The distinction matters because secondary hyperhidrosis tends to start later in life, often shows up during sleep, and affects the whole body rather than just a few predictable spots. If your sweating pattern changed suddenly or you sweat heavily at night, that’s a different situation than someone who’s always been a heavy sweater.

When Sweating Signals Something Serious

Most heavy sweating is benign, but certain combinations of symptoms deserve attention. Night sweats paired with unintentional weight loss of more than 5% over six to twelve months, persistent fevers, swollen lymph nodes, unusual fatigue, or easy bruising can indicate an underlying infection or malignancy. In lymphoma specifically, the combination of fever, drenching night sweats, and weight loss is associated with a worse prognosis and is considered a red flag for further evaluation.

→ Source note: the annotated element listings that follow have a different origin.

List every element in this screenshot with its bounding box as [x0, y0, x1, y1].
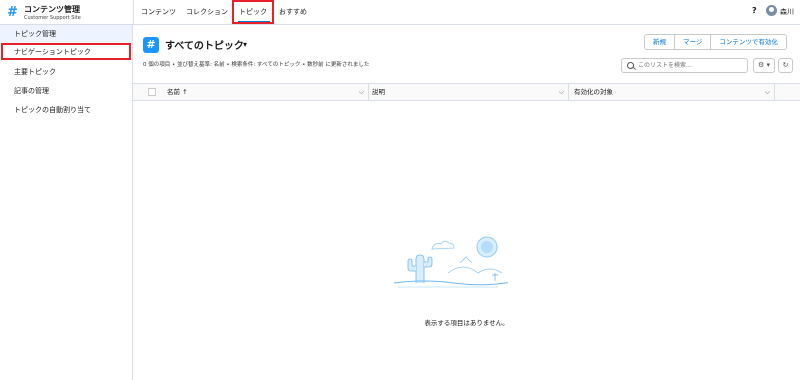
hash-icon: #	[7, 5, 18, 20]
sidebar-item-featured-topics[interactable]: 主要トピック	[0, 63, 132, 82]
column-header-description[interactable]: 説明 ⌵	[369, 84, 569, 100]
sidebar-item-label: トピック管理	[14, 30, 56, 38]
sort-ascending-icon: ↑	[182, 88, 188, 96]
empty-state-message: 表示する項目はありません。	[424, 319, 509, 327]
chevron-down-icon[interactable]: ⌵	[359, 84, 364, 100]
help-icon[interactable]: ?	[752, 6, 757, 15]
highlight-box-topics-tab	[232, 0, 274, 24]
table-header: 名前 ↑ ⌵ 説明 ⌵ 有効化の対象 ⌵	[133, 83, 800, 101]
gear-icon[interactable]: ⚙ ▾	[753, 58, 775, 73]
chevron-down-icon[interactable]: ⌵	[765, 84, 770, 100]
global-header: # コンテンツ管理 Customer Support Site コンテンツ コレ…	[0, 0, 800, 25]
sidebar-item-auto-assign[interactable]: トピックの自動割り当て	[0, 101, 132, 120]
main-panel: # すべてのトピック ▾ 0 個の項目 • 並び替え基準: 名前 • 検索条件:…	[133, 25, 800, 380]
tab-contents[interactable]: コンテンツ	[141, 7, 176, 17]
sidebar-item-article-management[interactable]: 記事の管理	[0, 82, 132, 101]
chevron-down-icon[interactable]: ▾	[243, 40, 247, 49]
column-header-name[interactable]: 名前 ↑ ⌵	[161, 84, 369, 100]
highlight-box-navigation-topics	[1, 43, 131, 60]
list-view-title[interactable]: すべてのトピック	[165, 37, 244, 52]
refresh-icon[interactable]: ↻	[778, 58, 793, 73]
enable-in-content-button[interactable]: コンテンツで有効化	[711, 35, 786, 49]
nav-divider	[133, 0, 134, 25]
chevron-down-icon[interactable]: ⌵	[559, 84, 564, 100]
sidebar-item-label: 主要トピック	[14, 68, 56, 76]
search-box[interactable]	[621, 58, 748, 73]
sidebar-item-label: トピックの自動割り当て	[14, 106, 91, 114]
search-input[interactable]	[638, 59, 743, 72]
user-name[interactable]: 森川	[780, 7, 794, 17]
action-button-group: 新規 マージ コンテンツで有効化	[644, 34, 787, 50]
column-label: 有効化の対象	[574, 88, 613, 96]
search-icon	[627, 62, 634, 69]
sidebar-item-topic-management[interactable]: トピック管理	[0, 25, 132, 44]
column-label: 名前	[167, 88, 180, 96]
sidebar-item-label: 記事の管理	[14, 87, 49, 95]
column-label: 説明	[372, 88, 385, 96]
desert-illustration	[393, 236, 508, 288]
list-meta-info: 0 個の項目 • 並び替え基準: 名前 • 検索条件: すべてのトピック • 数…	[143, 62, 370, 68]
app-title: コンテンツ管理	[24, 5, 80, 14]
tab-collections[interactable]: コレクション	[186, 7, 228, 17]
column-header-enabled-for[interactable]: 有効化の対象 ⌵	[569, 84, 775, 100]
sidebar: トピック管理 ナビゲーショントピック 主要トピック 記事の管理 トピックの自動割…	[0, 25, 133, 380]
merge-button[interactable]: マージ	[675, 35, 712, 49]
avatar[interactable]	[766, 5, 777, 16]
new-button[interactable]: 新規	[645, 35, 675, 49]
tab-recommended[interactable]: おすすめ	[279, 7, 307, 17]
select-all-checkbox[interactable]	[148, 88, 156, 96]
hash-icon: #	[143, 37, 159, 53]
app-subtitle: Customer Support Site	[24, 15, 81, 21]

Heavy sweating by itself, especially if it’s been your pattern for years and runs in your family, is almost always a quality-of-life issue rather than a medical emergency. Clinicians use a simple four-point scale to assess severity: a score of 1 means sweating doesn’t interfere with your day, while a 3 or 4 means it regularly disrupts activities and is considered severe. If your sweating consistently falls in that 3 or 4 range, treatment options exist that range from prescription antiperspirants to procedures that target overactive sweat glands.

Why Sweat Gland Distribution Varies

Even if two people have the same total number of sweat glands, where those glands are concentrated differs. The highest density is on the fingertips, at around 530 glands per square centimeter. The lowest is on the upper lip, at just 16 glands per square centimeter. A typical person has roughly 2 million functional glands spread across their body, but the ratio of active to inactive glands varies. Some people simply have more glands that are “switched on,” which means they produce more sweat even at the same temperature and activity level as someone with fewer active glands.